Rimbach vet Jeremiah Davis has written a fact-based story about the early days of the Army Security Agency in Rimbach, "Border Site Summer."
Take a measure of M*A*S*H, a dollop of Animal House, stir in a bit of Catch-22 and you'll have life at an Army Security Agency (ASA) border site in Germany during the Cold War. These remote signals intelligence listening posts looked down from isolated mountaintops onto communist East Germany and Czechoslovakia and were manned by small detachments of linguists, intelligence analysts, and technicians. Most of these men were reluctant soldiers who volunteered for ASA rather than being drafted into the infantry. Many were college drop-outs, and nearly all had well above average scores on Army IQ tests. Adult supervision was minimal at these outposts; discipline was lax, and alcohol and immaturity often led to incidents that would strain the credulity of by-the-book soldiers.

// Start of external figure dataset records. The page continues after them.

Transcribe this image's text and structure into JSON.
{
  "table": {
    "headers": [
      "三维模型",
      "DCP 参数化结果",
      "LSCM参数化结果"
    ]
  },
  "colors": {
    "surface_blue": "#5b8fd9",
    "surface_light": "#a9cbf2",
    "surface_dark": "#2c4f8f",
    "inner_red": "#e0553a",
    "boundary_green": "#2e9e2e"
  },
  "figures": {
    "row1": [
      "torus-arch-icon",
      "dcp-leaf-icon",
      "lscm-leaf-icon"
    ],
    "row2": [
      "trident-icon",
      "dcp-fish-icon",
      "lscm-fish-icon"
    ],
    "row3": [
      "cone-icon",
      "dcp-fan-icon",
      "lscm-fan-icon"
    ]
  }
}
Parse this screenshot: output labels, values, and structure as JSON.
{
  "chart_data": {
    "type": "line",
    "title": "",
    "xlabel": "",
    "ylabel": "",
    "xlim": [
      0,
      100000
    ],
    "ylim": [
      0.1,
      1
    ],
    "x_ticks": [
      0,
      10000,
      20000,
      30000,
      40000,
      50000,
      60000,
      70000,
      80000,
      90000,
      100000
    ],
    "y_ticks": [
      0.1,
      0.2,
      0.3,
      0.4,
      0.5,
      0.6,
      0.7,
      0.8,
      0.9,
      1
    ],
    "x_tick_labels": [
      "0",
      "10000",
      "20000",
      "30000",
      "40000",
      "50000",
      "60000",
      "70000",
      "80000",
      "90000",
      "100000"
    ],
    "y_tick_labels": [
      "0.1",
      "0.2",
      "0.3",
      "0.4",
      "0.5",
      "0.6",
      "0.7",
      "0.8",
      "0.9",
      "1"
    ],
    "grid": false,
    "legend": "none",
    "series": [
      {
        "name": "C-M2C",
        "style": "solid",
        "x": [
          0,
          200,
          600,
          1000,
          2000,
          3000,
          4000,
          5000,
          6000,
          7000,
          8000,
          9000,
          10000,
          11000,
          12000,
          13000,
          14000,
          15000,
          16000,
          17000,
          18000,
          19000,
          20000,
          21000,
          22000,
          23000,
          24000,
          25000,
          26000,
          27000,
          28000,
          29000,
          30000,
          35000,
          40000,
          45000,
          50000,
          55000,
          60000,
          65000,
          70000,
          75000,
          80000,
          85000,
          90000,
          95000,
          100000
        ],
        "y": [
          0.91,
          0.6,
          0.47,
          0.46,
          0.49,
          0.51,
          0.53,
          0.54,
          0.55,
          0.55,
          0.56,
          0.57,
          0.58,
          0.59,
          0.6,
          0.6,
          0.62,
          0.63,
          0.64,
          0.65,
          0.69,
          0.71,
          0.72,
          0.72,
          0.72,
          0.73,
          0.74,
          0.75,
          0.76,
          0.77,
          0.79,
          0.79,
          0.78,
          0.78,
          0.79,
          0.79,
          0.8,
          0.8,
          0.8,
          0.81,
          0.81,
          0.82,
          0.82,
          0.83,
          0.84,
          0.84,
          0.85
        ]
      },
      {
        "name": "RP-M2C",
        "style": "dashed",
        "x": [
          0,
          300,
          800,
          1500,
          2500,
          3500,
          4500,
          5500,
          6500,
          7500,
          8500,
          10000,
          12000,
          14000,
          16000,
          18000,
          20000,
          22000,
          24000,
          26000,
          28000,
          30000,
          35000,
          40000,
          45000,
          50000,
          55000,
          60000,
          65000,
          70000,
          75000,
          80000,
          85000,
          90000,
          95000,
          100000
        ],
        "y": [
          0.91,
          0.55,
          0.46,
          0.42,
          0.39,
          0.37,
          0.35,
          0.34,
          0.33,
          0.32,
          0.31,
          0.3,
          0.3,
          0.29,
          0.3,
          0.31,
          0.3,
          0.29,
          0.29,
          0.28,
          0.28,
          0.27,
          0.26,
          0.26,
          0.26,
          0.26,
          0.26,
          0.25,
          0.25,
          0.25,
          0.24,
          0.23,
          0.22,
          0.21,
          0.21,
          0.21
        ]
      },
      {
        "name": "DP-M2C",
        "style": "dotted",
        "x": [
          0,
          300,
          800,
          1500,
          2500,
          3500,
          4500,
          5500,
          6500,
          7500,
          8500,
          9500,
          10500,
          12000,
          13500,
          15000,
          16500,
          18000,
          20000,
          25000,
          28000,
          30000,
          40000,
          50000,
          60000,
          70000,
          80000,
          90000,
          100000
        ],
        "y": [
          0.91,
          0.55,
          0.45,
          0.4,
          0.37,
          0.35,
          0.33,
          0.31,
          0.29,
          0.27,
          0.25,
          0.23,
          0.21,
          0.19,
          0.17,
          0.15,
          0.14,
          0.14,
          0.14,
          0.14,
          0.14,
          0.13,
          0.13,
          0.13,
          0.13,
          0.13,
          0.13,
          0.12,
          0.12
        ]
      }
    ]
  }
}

One outpost was on Hohenbogen in the Bavarian Forest where a tightly knit group of men worked at a mountaintop intercept site and lived in hotels at the foot of the mountain. This book peeks behind the curtain of secrecy surrounding the activities of ASA’s border sites and describes how the men of the Hohenbogen detachment worked, lived, partied, loved, and sometimes struggled with loneliness.